The Poor Customer Service Continues

It's time to re-order my prescription. Although I did not want to, I did re-order from drugstore.com; it was just easier or so I thought. The problems I had mentioned back in August have spread to drugstore.com itself.

I could make no progress with the web site so I telephoned the help line where I was connected to my friends at BioScrip. The fact that I was "first in queue with a wait time of less than one minute" turned into a four minute wait. Surprise! The BioScrip person I spoke to actually knew what she was doing and my order was filled with a few minutes. She was honest and acknowledged that three months after taking on drugstore.com as a customer BioScrip has problems. However, in this case I'd say the culprit was drugstore.com as its web site could not do the job.

Fallon Community Health Plan, our health insurer, provided another example of crappy customer service this week. On Monday I called with a question about a problem one of our employees was having with her policy. Despite the recorded voice stating it would respond as soon as possible, there was no response on Monday. And the same thing happened on Tuesday and Wednesday, my calls went unanswered. On Thursday the Fallon person was picking up her phone calls. We discussed the issue and she asked me to e-mail my concerns to her.

The response to my e-mail came later that day, as promised. Unfortunately, it was in the form of an encrypted e-mail. To read the e-mail, I had to supply my e-mail address and a password. Since I had never used this system and there was no way to register, I could not convince the e-mail to actually show itself in a way that I could understand. I sent an e-mail to my contact at Fallon explaining my problem.

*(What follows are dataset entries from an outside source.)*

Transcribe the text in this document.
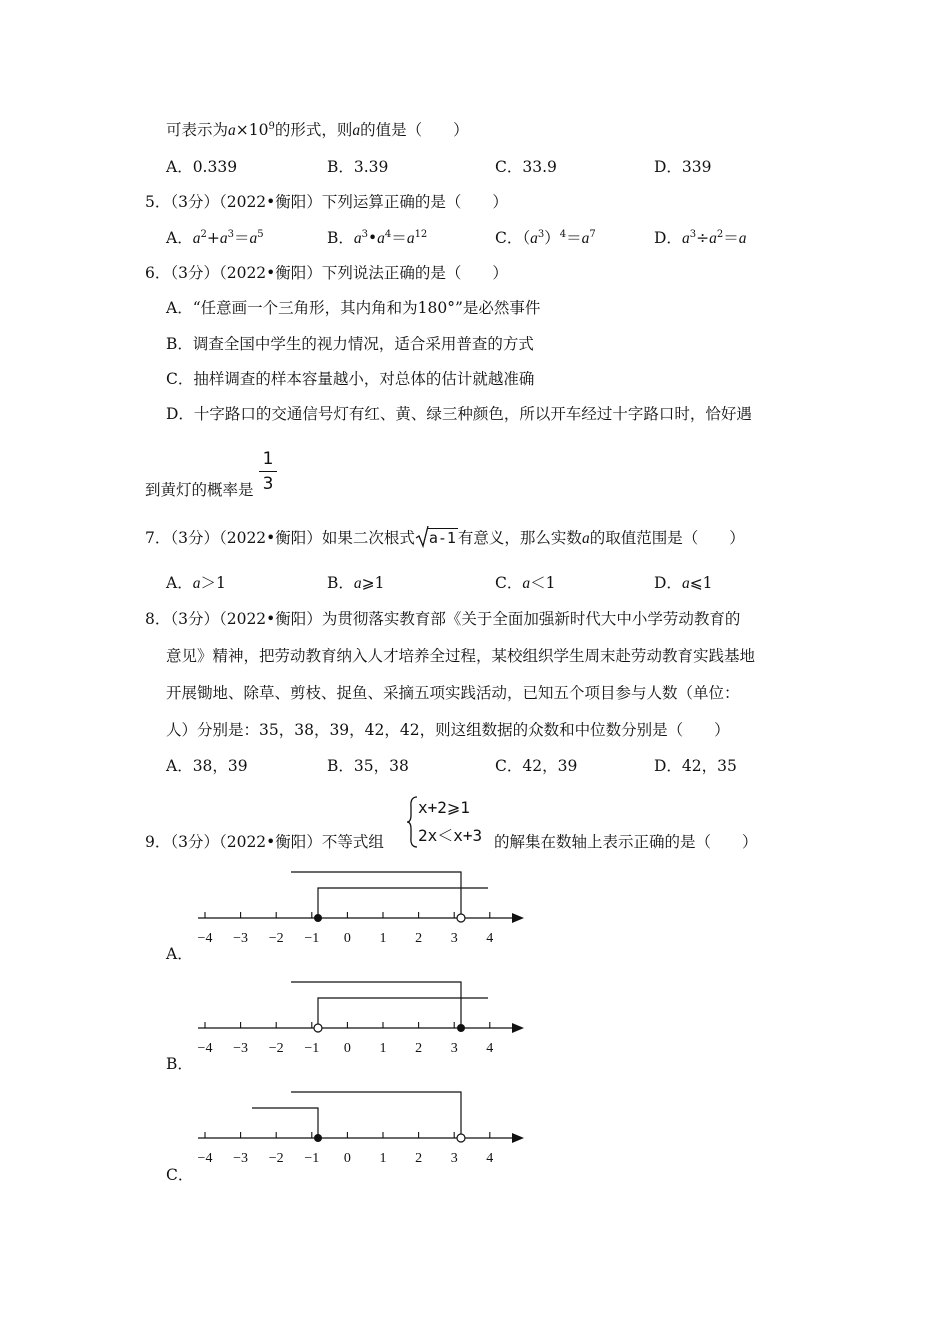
可表示为$a\times 10^9$的形式，则a的值是（　　）
A．0.339	B．3.39	C．33.9	D．339
5．（3分）（2022•衡阳）下列运算正确的是（　　）
A．$a^2+a^3=a^5$	B．$a^3•a^4=a^{12}$	C．$(a^3)^4=a^7$	D．$a^3\div a^2=a$
6．（3分）（2022•衡阳）下列说法正确的是（　　）
A．“任意画一个三角形，其内角和为180°”是必然事件
B．调查全国中学生的视力情况，适合采用普查的方式
C．抽样调查的样本容量越小，对总体的估计就越准确
D．十字路口的交通信号灯有红、黄、绿三种颜色，所以开车经过十字路口时，恰好遇
到黄灯的概率是
1
3
7．（3分）（2022•衡阳）如果二次根式 a-1 有意义，那么实数a的取值范围是（　　）
A．a＞1	B．a⩾1	C．a＜1	D．a⩽1
8．（3分）（2022•衡阳）为贯彻落实教育部《关于全面加强新时代大中小学劳动教育的
意见》精神，把劳动教育纳入人才培养全过程，某校组织学生周末赴劳动教育实践基地
开展锄地、除草、剪枝、捉鱼、采摘五项实践活动，已知五个项目参与人数（单位：
人）分别是：35，38，39，42，42，则这组数据的众数和中位数分别是（　　）
A．38，39	B．35，38	C．42，39	D．42，35
9．（3分）（2022•衡阳）不等式组
x+2⩾1
2x＜x+3 的解集在数轴上表示正确的是（　　）
−4 −3 −2 −1 0 1 2 3 4
A．
−4 −3 −2 −1 0 1 2 3 4
B．
−4 −3 −2 −1 0 1 2 3 4
C．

On Friday morning I called and met the same "I'll call you back message". Later that morning I called the main number since I had not received a response. I was transferred to Member Grievances, which I would have thought would be populated with empathetic people. That assumption was smashed when a robot asked me to enter 1 or 2 or 3 for various options. What was Fallon thinking when they assigned a robot as the first person someone who had problems would "talk" with?

The supervisor of my contact could not be found. The president of Fallon was in a meeting. The person who might be able to handle my situation was on the 5th floor and the member grievance person, who was on the 9th floor, would have to walk to the 5th floor to ask that person to call me. Four hours later I had not eceived a call from Fallon.

Who pays the salaries of the Fallon president and his staff?

Do you think that maybe there might be a problem in this country in our ability to provide adequate customer service to the people paying the bills?

1 comment:

katty said...

Research has shown a high percentage of businesses and organizations fail to realize that the impact of a poor customer service experience can lead to a drop in profits. By providing poor customer service negative word-of-mouth can spread very quickly in the community. I also heard a lot of bad customer service experience,.and that is really a mess!